I describe Nolie as the younger sister who feels overshadowed by her older sister. She looks up to her older sister, Linden, but is also confused by her behavior, and hasn’t quite caught up to her yet.

 

They are at the ages (11 and 12) when their bodies and minds are changing rapidly, and that affects how they feel about each other. But even though they fight and drift apart, we get the sense that their connection is strong and will remain steadfast in their lives going forward.
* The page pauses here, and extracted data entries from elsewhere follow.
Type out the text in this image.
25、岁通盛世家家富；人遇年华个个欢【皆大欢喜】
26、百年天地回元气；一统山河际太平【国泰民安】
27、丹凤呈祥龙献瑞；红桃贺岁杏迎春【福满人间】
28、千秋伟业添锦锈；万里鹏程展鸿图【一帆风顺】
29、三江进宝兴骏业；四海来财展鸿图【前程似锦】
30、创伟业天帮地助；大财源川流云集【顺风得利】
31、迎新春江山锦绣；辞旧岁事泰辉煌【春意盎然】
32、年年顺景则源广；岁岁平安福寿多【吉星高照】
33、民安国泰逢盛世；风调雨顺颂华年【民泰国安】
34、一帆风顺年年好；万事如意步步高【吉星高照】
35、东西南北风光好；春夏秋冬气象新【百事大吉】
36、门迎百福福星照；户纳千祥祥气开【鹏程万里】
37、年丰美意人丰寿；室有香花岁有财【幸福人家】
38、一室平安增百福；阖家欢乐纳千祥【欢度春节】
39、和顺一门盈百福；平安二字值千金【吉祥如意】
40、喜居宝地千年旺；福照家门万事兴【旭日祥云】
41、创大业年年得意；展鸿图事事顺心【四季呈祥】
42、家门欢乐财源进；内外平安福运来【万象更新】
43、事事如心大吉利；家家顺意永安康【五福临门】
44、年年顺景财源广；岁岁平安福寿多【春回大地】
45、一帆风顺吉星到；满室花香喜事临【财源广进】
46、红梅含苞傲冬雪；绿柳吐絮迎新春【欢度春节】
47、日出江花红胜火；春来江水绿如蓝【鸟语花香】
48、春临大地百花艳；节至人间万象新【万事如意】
Q: What role do you see Judaism playing in the novel?

 

A: I am Jewish, and my experience of Judaism is similar to Nolie’s. My family is very assimilated, and I wanted to explore that experience of being American, yet in having a religious and cultural identity that makes us different and minority.

 

I grew up in the shadow of the Holocaust, the fear that something like that could happen again. And now that historical time feels distant for my children. Antisemitism is rampant, even though we feel protected living in a place with a large Jewish population.

 

Aside from all those complicated feelings, I wanted to capture how the rhythms of Jewish holidays bring joy and positive connection to the life of a reformed family. And, in a subtler way, how a religion like Judaism can guide a child in discovering her moral compass.

 

Q: How was the book's title chosen, and what does it signify for you?

 

A: Where You’ve Got to Be is about finding your place in the world, and the title came from a song in the book: "Simple Gifts," which is a Shaker hymn that I learned at school, that always runs through my head, and which I sing to my children as a lullaby.

 

The line is: “’Tis a gift to come down where you ought to be.” We considered making the title Where You Ought to Be, but that felt too preachy and Christian to me, plus the book designer thought the word “ought” might read strangely on the cover. So that’s how we got to this title. It unintentionally rhymes with the title of my first book, Many Points of Me.

 

Q: What are you working on now?

 

A: I am working on another middle grade novel, told in the interweaving voices of a boy and a girl whose lives come together when they find an injured hummingbird on the street.

 

Q: Anything else we should know?

 

A: My great-great grandfather was a peddler who died in 1936 driving his horse-drawn wagon over the Williamsburg bridge, when a policeman’s car struck him and catapulted him over the edge. The news appeared on the front page of the Brooklyn Times Union newspaper on Aug. 21, 1936.

 

The story goes that my grandmother was away at camp when this happened, and her parents didn’t tell her about her grandfather’s death, but they sent her the newspaper so she could read the comics (the “funny” pages), and that’s how she found out. This story didn’t make it into Where You’ve Got to Be,  but it could’ve made a nice anecdote for Nolie’s grandmother to tell her!